Peter King vows to push on with a cultural overhaul after the bank is hit with multiple legal actions at once
Westpac boss Peter King has vowed to push on with a cultural overhaul to tackle widespread compliance issues after the bank was hit by multiple, simultaneous legal actions from the Australian Securities and Investments Commission.
On Tuesday, ASIC launched six lawsuits against the bank, citing “systemic failures” in its banking, superannuation, insurance and financial advice businesses. Westpac admitted to the misconduct and said customers would be fully compensated, according to a report by The Sydney Morning Herald. ASIC is seeking $113 million in penalties against the bank.

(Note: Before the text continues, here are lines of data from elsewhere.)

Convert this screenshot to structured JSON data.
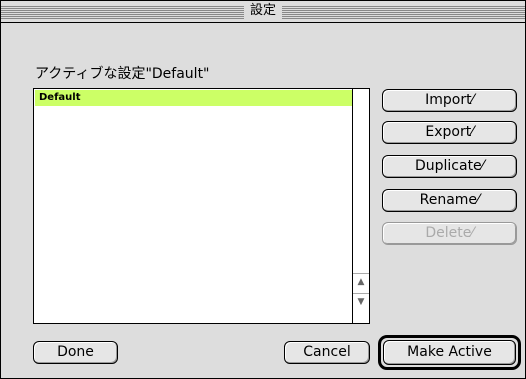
{
  "window": {
    "title": "設定"
  },
  "active_label": "アクティブな設定\"Default\"",
  "list": {
    "items": [
      {
        "label": "Default",
        "selected": true
      }
    ]
  },
  "buttons": {
    "import": "Import⁄",
    "export": "Export⁄",
    "duplicate": "Duplicate⁄",
    "rename": "Rename⁄",
    "delete": "Delete⁄",
    "done": "Done",
    "cancel": "Cancel",
    "make_active": "Make Active"
  },
  "colors": {
    "selection": "#ccff66",
    "window_bg": "#dddddd"
  },
  "icons": {
    "scroll_up": "up-arrow-icon",
    "scroll_down": "down-arrow-icon"
  }
}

The case expected to draw the largest penalty involves Westpac charging $10 million in fees for financial advice to 11,000 clients who had died, the Herald reported. Westpac only became aware of the issue when the banking royal commission demonstrated that other banks had also been charging fees to dead customers.
The legal actions are the latest blow for the big bank, which is still trying to recover from a 2019 money-laundering compliance scandal and has seen its core retail bank underperform, the Herald reported.
King said that one reason for Westpac’s compliance problems was that the bank had not put enough emphasis on risk management “in the cultural thinking of the organisation.”
“We need a change in the culture. Culture takes time, but I’ve got to stay the course,” King told the Herald. “I’ve got to fix this properly. I know that people would like to see that faster, but I’ve got to make sure it’s a sustainable change in our culture.”
King said that several of ASIC’s legal actions related to wealth businesses that Westpac has sold, including its financial advice and insurance units.
He also admitted that Westpac was at fault in charging fees to dead customers.
“It was awful,” King said. “You don’t want to not meet promises to customers, and we didn’t meet our promise to customers in that case.”
ASIC deputy chair Sarah Court said that Westpac was admitting its problems, but called on the bank to urgently improve its systems.
“At its heart, we’re looking at system failures,” Court told the Herald. “Widespread system failures over multiple businesses.”